I still treasure the memory of the day when my friends and I were walking home through the park at the end of a long afternoon of educational play (wandering museums, visiting landmarks) and one of them started a game of Red Rover and we all ditched our bags to join in.
I was twenty-three at the time.
Growing up isn’t just inevitable — it is a good thing. Growing up, when done properly, hopefully results in being wiser, less selfish, and potentially taller, which is helpful for reaching things. But while there is a time for setting aside your childish things, there are a few childhood activities that grown-ups could stand to gain a lot from reintroducing into their lives.
1. Random, Unannounced Racing
Remember when you were all walking along to some destination and one person broke out into a sprint, the universal signal for everyone else to start running to catch or overtake him? Have you stopped doing that because you’ll ruin your shoes, or you’re just plain scared of appearing undignified? Whenever you’re scared to do something fun, ask yourself: whom exactly are you trying to impress?
When you grow up, something weird happens to your view of physical activity: instead of being a possibility in all situations, exercise becomes something you confine to the gym or running club or organized sports, and when you’re not at one of those, you’re supposed to sedately float along through your work and social life. At your next gathering, challenge yourself: what could you do with all your friends besides just sit or stand around?
2. Hide and Go Seek
You can play this creatively as a grown-up. Meeting a friend at a store or museum? Play a game of finding each other. Send each other clues via picture messages. Start a game with a group of friends — make it a date, in a local park.
It’s creative, playful, and relatively non-competitive. Playing hide and go seek might not just provide a little exercise — it could also sharpen your imagination as you seek more interesting and inventive places to hide. And it’ll certainly give you and your friends something to talk about later, besides their least favorite coworkers or how expensive gas is.
Just don’t take it to Portlandia levels, okay?
3. Arts and Crafts Projects
You can buy pretty much any physical item you want or need, but having a creative hobby is a fun outlet. Knitting, or refurbishing furniture, or drawing, or whatever strikes your fancy — when you’re a kid, you don’t feel like you have to be “good at it” to justify spending your time on art or craft projects. Don’t put off drawing or another artistic outlet because you feel like, as an adult, it’s only worthwhile spending your time on those pursuits if you’re very, very good at them and can somehow win accolades or put them on display or turn it into a career. You’re not being graded, and no one even has to see your creations if you don’t want them to. So don’t be that person with a dusty art kit in the corner who says, “I used to draw all the time in high school — I wish I did now.”
4. Building Pillow Forts
You own your stuff. It doesn’t own you. Is your couch telling you you can’t set its cushions up as walls and drape them as a blanket? Have I just not been listening carefully enough?

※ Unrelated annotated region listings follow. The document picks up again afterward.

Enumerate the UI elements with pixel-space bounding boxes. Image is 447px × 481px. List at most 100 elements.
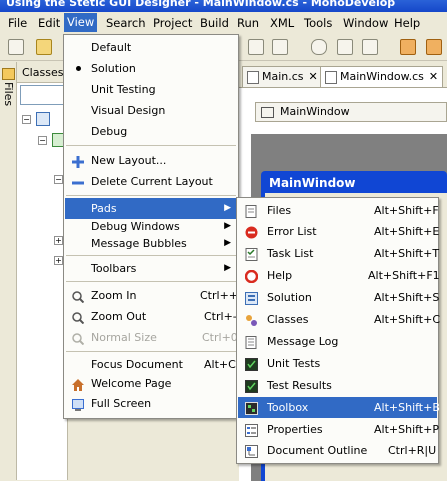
tree-expand-icon[interactable]: +	[54, 256, 63, 265]
menu-search[interactable]: Search	[105, 15, 147, 31]
menu-item-label: Message Bubbles	[91, 237, 187, 250]
menu-item-shortcut: Ctrl+0	[202, 331, 238, 344]
menu-item-label: Task List	[267, 247, 314, 260]
menu-item-label: Zoom In	[91, 289, 137, 302]
new-file-icon[interactable]	[8, 39, 24, 55]
pad-item-classes[interactable]: Classes Alt+Shift+C	[238, 309, 441, 330]
menu-item-solution[interactable]: Solution	[65, 58, 237, 79]
menu-item-shortcut: Alt+Shift+S	[374, 291, 440, 304]
menu-item-unit-testing[interactable]: Unit Testing	[65, 79, 237, 100]
tree-collapse-icon[interactable]: −	[54, 175, 63, 184]
menu-item-focus-document[interactable]: Focus Document Alt+C	[65, 354, 237, 375]
unit-tests-icon	[245, 357, 258, 371]
zoom-normal-icon	[72, 331, 85, 346]
delete-icon[interactable]	[272, 39, 288, 55]
build-icon[interactable]	[337, 39, 353, 55]
menu-item-delete-current-layout[interactable]: Delete Current Layout	[65, 171, 237, 192]
menu-view[interactable]: View	[64, 13, 98, 32]
tree-collapse-icon[interactable]: −	[38, 136, 47, 145]
menu-item-shortcut: Alt+Shift+F	[374, 204, 439, 217]
menu-item-label: Focus Document	[91, 358, 183, 371]
menu-item-shortcut: Ctrl+R|U	[388, 444, 437, 457]
pad-item-properties[interactable]: Properties Alt+Shift+P	[238, 419, 439, 440]
widget-selector-button[interactable]: MainWindow	[255, 102, 447, 122]
menu-tools[interactable]: Tools	[303, 15, 333, 31]
save-all-icon[interactable]	[248, 39, 264, 55]
pad-item-files[interactable]: Files Alt+Shift+F	[238, 200, 439, 221]
menu-item-label: Solution	[91, 62, 136, 75]
close-icon[interactable]: ✕	[309, 70, 318, 83]
minus-icon	[72, 175, 84, 187]
menu-item-zoom-out[interactable]: Zoom Out Ctrl+-	[65, 306, 237, 327]
menu-window[interactable]: Window	[342, 15, 389, 31]
pad-item-task-list[interactable]: Task List Alt+Shift+T	[238, 243, 439, 264]
menu-item-full-screen[interactable]: Full Screen	[65, 393, 237, 414]
menu-separator	[66, 351, 236, 352]
menu-item-shortcut: Alt+Shift+C	[374, 313, 441, 326]
pad-item-help[interactable]: Help Alt+Shift+F1	[238, 265, 440, 286]
pad-item-solution[interactable]: Solution Alt+Shift+S	[238, 287, 440, 308]
menu-item-shortcut: Ctrl++	[200, 289, 239, 302]
menu-build[interactable]: Build	[199, 15, 230, 31]
menu-item-visual-design[interactable]: Visual Design	[65, 100, 237, 121]
find-icon[interactable]	[311, 39, 327, 55]
tree-collapse-icon[interactable]: −	[22, 115, 31, 124]
close-icon[interactable]: ✕	[429, 70, 438, 83]
run-icon[interactable]	[362, 39, 378, 55]
menu-item-shortcut: Alt+C	[204, 358, 236, 371]
title-bar: Using the Stetic GUI Designer - MainWind…	[0, 0, 447, 12]
window-title: Using the Stetic GUI Designer - MainWind…	[6, 0, 396, 9]
menu-item-label: Document Outline	[267, 444, 368, 457]
cs-file-icon	[325, 70, 337, 84]
menu-item-debug[interactable]: Debug	[65, 121, 237, 142]
files-icon	[245, 204, 258, 218]
pad-item-error-list[interactable]: Error List Alt+Shift+E	[238, 221, 439, 242]
tab-main-cs[interactable]: Main.cs ✕	[242, 66, 323, 87]
pad-item-unit-tests[interactable]: Unit Tests	[238, 353, 437, 374]
menu-item-label: Message Log	[267, 335, 339, 348]
menu-file[interactable]: File	[7, 15, 28, 31]
task-list-icon	[245, 247, 258, 261]
pad-item-message-log[interactable]: Message Log	[238, 331, 437, 352]
solution-node-icon[interactable]	[36, 112, 50, 126]
zoom-out-icon	[72, 310, 85, 325]
menu-item-new-layout[interactable]: New Layout...	[65, 150, 237, 171]
menu-item-shortcut: Alt+Shift+P	[374, 423, 439, 436]
pad-item-test-results[interactable]: Test Results	[238, 375, 437, 396]
solution-icon	[245, 291, 258, 305]
open-folder-icon[interactable]	[36, 39, 52, 55]
menu-item-label: Visual Design	[91, 104, 166, 117]
tab-mainwindow-cs[interactable]: MainWindow.cs ✕	[320, 66, 444, 87]
back-icon[interactable]	[400, 39, 416, 55]
menu-item-welcome-page[interactable]: Welcome Page	[65, 373, 237, 394]
submenu-arrow-icon: ▶	[224, 238, 231, 248]
menu-item-label: Error List	[267, 225, 317, 238]
error-icon	[245, 225, 258, 239]
menu-project[interactable]: Project	[152, 15, 193, 31]
tree-expand-icon[interactable]: +	[54, 236, 63, 245]
menu-edit[interactable]: Edit	[37, 15, 61, 31]
forward-icon[interactable]	[426, 39, 442, 55]
pad-item-toolbox[interactable]: Toolbox Alt+Shift+B	[238, 397, 440, 418]
menu-item-label: Zoom Out	[91, 310, 147, 323]
menu-item-toolbars[interactable]: Toolbars ▶	[65, 258, 237, 279]
menu-item-label: Normal Size	[91, 331, 157, 344]
menu-help[interactable]: Help	[393, 15, 421, 31]
pad-item-document-outline[interactable]: Document Outline Ctrl+R|U	[238, 440, 437, 461]
menu-item-label: Classes	[267, 313, 309, 326]
classes-pad-tab[interactable]: Classes	[17, 62, 67, 83]
classes-search-input[interactable]	[20, 85, 66, 105]
menu-item-default[interactable]: Default	[65, 37, 237, 58]
classes-pad: Classes − − − + +	[17, 62, 68, 480]
menu-run[interactable]: Run	[236, 15, 260, 31]
menu-item-message-bubbles[interactable]: Message Bubbles ▶	[65, 233, 237, 254]
menu-separator	[66, 195, 236, 196]
menu-item-zoom-in[interactable]: Zoom In Ctrl++	[65, 285, 239, 306]
files-pad-strip[interactable]: Files	[0, 62, 17, 480]
files-pad-label[interactable]: Files	[2, 82, 15, 106]
menu-item-shortcut: Ctrl+-	[204, 310, 237, 323]
menu-item-label: Toolbars	[91, 262, 137, 275]
tab-label: Main.cs	[262, 70, 304, 83]
menu-xml[interactable]: XML	[269, 15, 295, 31]
pads-submenu: Files Alt+Shift+F Error List Alt+Shift+E T…	[236, 197, 441, 464]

Besides being fun, here’s a grown-up reason for building pillow forts: because you can. Because if you’ve ever felt trapped by your surroundings, or stuck in a rut, or just bored, you can take control of your situation (and your furniture) and do something completely different and unconventional with it. And then you realize: you’re free. You just have to stop listening to your furniture and start listening to possibility.
I don’t have a boatload of statistics to prove, definitively, that these activities will indeed make you “happier, healthier, and smarter.” But I do have common sense and a bit of creative thinking:
Doctors are now recommending that people work out in short bursts throughout the day, rather than saving it all for one concentrated hour of exercise. What better way to do this than to play like a child?
Countless productivity studies have shown that people work more efficiently and focus better when they have moments of rest or non-work recreation throughout the day. You know who’s good at daytime moments of rest and non-work recreation? Kids.
There’s your healthier and smarter. As for happier? You’ll just have to try it to find out.